London
Tom Chambers and Laura Rogers star as Noel Coward’s quarrelling lovers
They dance, sing, quarrel and fight like real troupers, do Tom Chambers and Laura Rogers as Elyot and Amanda in Noël Coward’s brilliant 1930 comedy of lust and loathing in the South of France and Paris.
This perfectly structured quadrille for two newly married, inter-related couples on honeymoon kicks off when Elyot, hooked up to Sybil (Charlotte Ritchie), eleven years his junior, discovers old flame/ex-spouse Amanda with her boring new beau Victor (Richard Teverson) on an adjacent hotel balcony. They elope adulterously and renew their amorous hostilities.
Tom Attenborough‘s efficient production runs the first two acts together, which is asking a lot of the over-stretched leads, who maintain Coward’s rhythm and brittle dynamism without really taking flight; two intervals would undoubtedly help, and honour the play.
But we do at least understand perfectly that this is all as much about trivial irritation at close quarters in a relationship as it is about jealousy and possession. Amanda and Elyot love each other very much, but also don’t like what they love, often the best and liveliest sort of love: they are like "two violent acids bubbling about in a nasty little matrimonial bottle."

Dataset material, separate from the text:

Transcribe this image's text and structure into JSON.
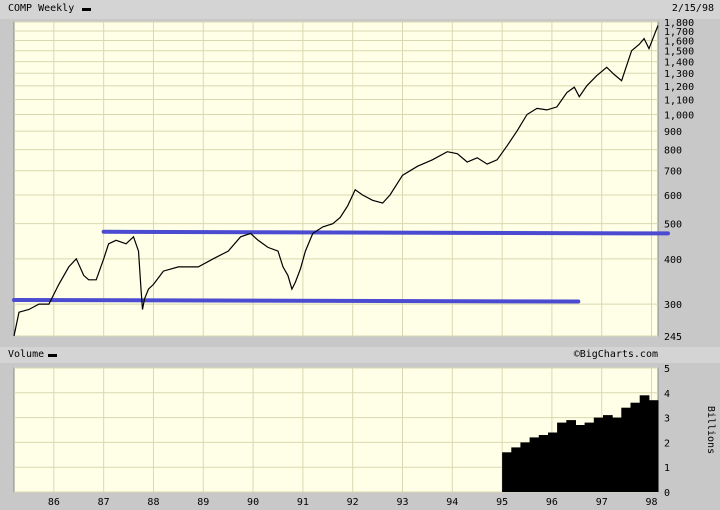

The Bromley auditorium is a tough one for this sharp, rapid dialogue with stiletto jibes and effervescent exchanges – the show tours next week to stops including Stoke, Brighton, Birmingham and Glasgow – but Chambers’ Elyot, despite a thin, inflexible voice, makes the most of the hits and fizzes. Rogers’ Amanda, arrantly bohemian and gorgeously athletic in silks and bare feet, is a close second to Anna Chancellor‘s recent full-on free-spirited luxuriancein Chichester and the West End.
Lucy Osborne’s touring set is okay, a little flimsy on the balconies, a little too drab and functional for the Paris apartment, though there’s a hilarious flying entrance from Victoria Rigby as the maid discovering the mayhem of the morning after. Love songs, moonlight, the potency of cheap music: these run as secondary counterpoint to the harsh, hilarious realities of suspicion and bitchiness.
Did that girlfriend in South Africa have a ring through her nose? (One of the few lines the Coward estate might be advised to expunge were it not necessary for the rhythm of the inevitable riposte – "Don’t be revolting"). And there’s something bracingly shocking about the fact that Amanda and Elyot have been in love for eight years: three of them married, five, divorced.
Celibacy was not a serious option for either in the latter five, so they are even more interested to know what might or might not have happened in between. This is so funny, and so true, that the play becomes that absolute rarity, a genuinely contemporary period piece. And of course its wit, brilliance and satirical sheen remain undimmed, even in Bromley.
Private Lives runs at Churchill Theatre, Bromley until January 23 and then tours the UK.